Akurgal graduated in 1931 from İstanbul High School for Boys and, earning a state scholarship, went to the University of Berlin in Germany to study archaeology.
In 1957, he became a professor in University of Ankara. He worked mainly in the Aegean Region, starting the researches on Phokaia (Foça), Pitane (Çandarlı), Erythrai (Ildırı) and old Smyrna (Bayraklı tumulus).
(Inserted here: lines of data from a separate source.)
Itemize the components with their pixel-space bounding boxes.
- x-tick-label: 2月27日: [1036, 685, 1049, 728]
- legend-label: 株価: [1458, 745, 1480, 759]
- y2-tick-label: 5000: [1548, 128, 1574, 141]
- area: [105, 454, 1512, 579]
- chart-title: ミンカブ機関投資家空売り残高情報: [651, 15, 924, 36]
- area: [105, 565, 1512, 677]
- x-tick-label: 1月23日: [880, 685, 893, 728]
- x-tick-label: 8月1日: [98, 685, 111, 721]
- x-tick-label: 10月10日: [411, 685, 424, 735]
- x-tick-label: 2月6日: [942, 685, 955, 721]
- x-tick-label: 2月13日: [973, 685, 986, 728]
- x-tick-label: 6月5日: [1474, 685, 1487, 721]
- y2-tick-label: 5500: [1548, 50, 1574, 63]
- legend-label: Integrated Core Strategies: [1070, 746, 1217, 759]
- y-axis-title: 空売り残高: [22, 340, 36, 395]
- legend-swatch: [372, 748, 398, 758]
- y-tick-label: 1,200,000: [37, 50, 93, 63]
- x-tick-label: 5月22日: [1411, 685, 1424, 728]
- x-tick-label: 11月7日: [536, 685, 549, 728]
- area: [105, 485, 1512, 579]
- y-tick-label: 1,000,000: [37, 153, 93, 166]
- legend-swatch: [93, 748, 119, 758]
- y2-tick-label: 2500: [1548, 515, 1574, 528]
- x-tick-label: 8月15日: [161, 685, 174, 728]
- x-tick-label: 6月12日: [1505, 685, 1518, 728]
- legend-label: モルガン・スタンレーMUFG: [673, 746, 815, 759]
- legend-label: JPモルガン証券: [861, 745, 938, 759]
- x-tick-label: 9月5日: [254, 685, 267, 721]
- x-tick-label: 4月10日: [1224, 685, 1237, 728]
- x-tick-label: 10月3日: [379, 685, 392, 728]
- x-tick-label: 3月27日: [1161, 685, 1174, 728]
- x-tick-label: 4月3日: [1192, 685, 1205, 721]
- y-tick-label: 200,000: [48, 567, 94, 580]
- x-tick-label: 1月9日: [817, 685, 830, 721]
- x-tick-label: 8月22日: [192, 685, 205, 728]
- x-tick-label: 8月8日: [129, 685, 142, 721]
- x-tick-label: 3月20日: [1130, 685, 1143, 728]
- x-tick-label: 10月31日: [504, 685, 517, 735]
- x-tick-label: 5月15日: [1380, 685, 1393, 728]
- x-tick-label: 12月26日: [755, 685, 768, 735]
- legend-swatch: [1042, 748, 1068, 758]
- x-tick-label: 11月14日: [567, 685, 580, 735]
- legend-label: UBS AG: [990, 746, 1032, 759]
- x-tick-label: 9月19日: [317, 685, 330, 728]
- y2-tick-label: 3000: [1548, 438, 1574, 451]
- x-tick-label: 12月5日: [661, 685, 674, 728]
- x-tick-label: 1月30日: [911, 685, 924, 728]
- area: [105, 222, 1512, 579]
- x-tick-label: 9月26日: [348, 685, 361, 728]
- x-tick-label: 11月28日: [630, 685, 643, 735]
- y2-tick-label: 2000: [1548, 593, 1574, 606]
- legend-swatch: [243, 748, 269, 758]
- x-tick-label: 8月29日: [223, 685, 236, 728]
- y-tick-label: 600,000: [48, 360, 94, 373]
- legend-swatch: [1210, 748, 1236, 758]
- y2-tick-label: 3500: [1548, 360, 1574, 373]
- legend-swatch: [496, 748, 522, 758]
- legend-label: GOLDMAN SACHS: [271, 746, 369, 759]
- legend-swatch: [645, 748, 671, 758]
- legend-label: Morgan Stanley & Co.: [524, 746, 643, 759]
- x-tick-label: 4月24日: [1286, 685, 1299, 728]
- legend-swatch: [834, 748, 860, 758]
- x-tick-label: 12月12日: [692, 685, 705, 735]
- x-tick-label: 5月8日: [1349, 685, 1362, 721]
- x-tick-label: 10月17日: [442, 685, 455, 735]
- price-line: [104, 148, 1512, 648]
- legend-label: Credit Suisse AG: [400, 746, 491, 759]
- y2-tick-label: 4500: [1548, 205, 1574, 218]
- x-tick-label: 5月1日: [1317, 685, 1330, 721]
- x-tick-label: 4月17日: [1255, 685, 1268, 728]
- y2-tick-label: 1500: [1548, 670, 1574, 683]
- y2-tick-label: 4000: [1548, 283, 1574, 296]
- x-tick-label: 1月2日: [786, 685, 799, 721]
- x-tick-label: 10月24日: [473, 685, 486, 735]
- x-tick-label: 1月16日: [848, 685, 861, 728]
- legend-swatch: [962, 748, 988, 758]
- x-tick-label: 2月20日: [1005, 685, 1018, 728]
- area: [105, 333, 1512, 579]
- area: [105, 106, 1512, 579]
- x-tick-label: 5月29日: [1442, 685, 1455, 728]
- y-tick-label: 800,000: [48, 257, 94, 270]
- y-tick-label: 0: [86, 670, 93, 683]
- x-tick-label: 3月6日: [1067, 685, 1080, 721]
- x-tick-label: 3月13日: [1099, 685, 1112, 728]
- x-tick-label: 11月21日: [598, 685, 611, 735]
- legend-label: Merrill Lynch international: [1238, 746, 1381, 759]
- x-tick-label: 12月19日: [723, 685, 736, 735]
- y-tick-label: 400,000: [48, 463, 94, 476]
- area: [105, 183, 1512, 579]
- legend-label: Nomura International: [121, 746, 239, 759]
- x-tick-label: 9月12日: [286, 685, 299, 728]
He published numerous books on ancient Greek, Hittite and other ancient civilizations of Anatolia.
Akurgal received honorary doctorates from the University of Bordeaux, France in 1961, the University of Athens, Greece in 1988, the University of Lecce, Italy in 1990 and the Anadolu University in Eskişehir in 1990.
He was titular of the German Great Cross of Merit with star in 1979, of the Goethe Medal in 1979, of Italian Commandatore of the Order of Merit of the Republic in 1987 and of French Légion d'honneur Officier.
Akurgal died on November 1, 2002 in İzmir. His work and legacy is being carried on by his wife, Meral Akurgal, an accomplished archaeologist herself and his closest assistant in his lifetime.